A concurrency limit is a cap on the number of HTTP requests allowed to a service at any given time, the "in-flight" requests. Rate limits are available as well, which limit the number of requests made to a service per minute.
Concurrency limits are available on two levels:
- a total limit on the service, for all requests made to it combined
- a per-user limit, with both a default limit per user available as well as configurable limits for individual users
Upon reaching the concurrency limits, users will receive an HTTP 429 Too Many Requests response code. The response body indicates whether the total or user limit was reached.
Configuring concurrency limits¶
Concurrency limits can be configured through the WebApp and in the API, Client Libraries and CLI.

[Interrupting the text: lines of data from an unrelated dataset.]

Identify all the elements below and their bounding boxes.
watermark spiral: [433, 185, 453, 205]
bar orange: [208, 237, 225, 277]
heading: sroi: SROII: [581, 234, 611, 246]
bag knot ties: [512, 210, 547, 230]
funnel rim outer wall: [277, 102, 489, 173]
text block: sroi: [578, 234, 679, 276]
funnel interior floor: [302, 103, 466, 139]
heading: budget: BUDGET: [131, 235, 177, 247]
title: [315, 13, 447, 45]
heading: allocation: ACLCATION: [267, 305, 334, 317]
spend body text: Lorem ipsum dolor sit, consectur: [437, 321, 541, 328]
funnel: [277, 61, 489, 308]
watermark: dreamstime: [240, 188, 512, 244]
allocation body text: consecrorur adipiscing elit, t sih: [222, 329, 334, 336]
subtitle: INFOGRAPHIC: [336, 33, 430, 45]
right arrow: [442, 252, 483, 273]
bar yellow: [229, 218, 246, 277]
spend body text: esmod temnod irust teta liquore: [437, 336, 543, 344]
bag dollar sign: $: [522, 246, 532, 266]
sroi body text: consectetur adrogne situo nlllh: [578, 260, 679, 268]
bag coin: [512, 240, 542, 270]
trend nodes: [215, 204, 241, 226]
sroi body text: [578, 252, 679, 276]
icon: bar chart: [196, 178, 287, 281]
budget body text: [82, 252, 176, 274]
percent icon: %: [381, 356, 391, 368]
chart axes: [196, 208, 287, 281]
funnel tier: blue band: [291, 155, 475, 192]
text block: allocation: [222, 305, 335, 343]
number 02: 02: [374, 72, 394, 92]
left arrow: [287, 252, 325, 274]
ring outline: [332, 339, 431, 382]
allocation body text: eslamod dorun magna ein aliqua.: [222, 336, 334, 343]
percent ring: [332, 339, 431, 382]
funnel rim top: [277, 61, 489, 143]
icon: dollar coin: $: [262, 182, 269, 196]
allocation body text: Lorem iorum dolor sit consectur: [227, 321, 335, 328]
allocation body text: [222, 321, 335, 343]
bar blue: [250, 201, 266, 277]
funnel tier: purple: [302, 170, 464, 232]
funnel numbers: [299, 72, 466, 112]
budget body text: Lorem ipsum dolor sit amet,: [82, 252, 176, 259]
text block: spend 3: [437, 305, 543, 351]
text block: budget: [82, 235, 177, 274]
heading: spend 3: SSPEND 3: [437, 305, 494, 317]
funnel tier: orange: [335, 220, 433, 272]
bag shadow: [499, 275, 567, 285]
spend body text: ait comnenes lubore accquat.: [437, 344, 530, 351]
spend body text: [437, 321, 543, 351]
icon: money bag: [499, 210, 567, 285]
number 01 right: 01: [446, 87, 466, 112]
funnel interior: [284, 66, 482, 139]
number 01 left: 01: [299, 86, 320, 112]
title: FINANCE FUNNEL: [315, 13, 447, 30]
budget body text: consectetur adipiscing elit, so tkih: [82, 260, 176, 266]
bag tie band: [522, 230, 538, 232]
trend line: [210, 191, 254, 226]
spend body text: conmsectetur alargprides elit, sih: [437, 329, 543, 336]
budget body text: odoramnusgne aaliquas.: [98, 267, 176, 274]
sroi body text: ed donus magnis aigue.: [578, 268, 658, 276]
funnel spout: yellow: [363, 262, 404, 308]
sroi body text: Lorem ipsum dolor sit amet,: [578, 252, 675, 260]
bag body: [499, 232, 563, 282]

In the WebApp, the total concurrency limit for all users and the default limit per user are configurable in the Authentication and limits section of a service.
Additionally, you can set limits for individual users on the Concurrency limits tab of the service. Limits configured for a (service) user apply on the token used. The limits apply separately per token if a user has multiple.
User level concurrency limits are only available for services that require authentication, because they are applied per token. The total concurrency limit on a service is available for all services, both with and without authentication.
Request distribution and consistency guarantees¶
The concurrency limit applies to the service and is independent of the number of deployment instance replicas that back it. For example, a concurrency limit of 100 on a service backed by 5 deployment replicas means that each replica will receive approximately 20 requests at most at any given time.
The total concurrency limit on a service is strongly consistent and this limit is never exceeded. However, due to the nature of load balancing, asynchronous distribution of requests as well as varying request durations, UbiOps can't guarantee that each replica receives exactly an equal share of concurrent requests. In the example above, it could be that some replicas receive 21 requests and others 19. On a service with one replica, the limit for that replica is guaranteed.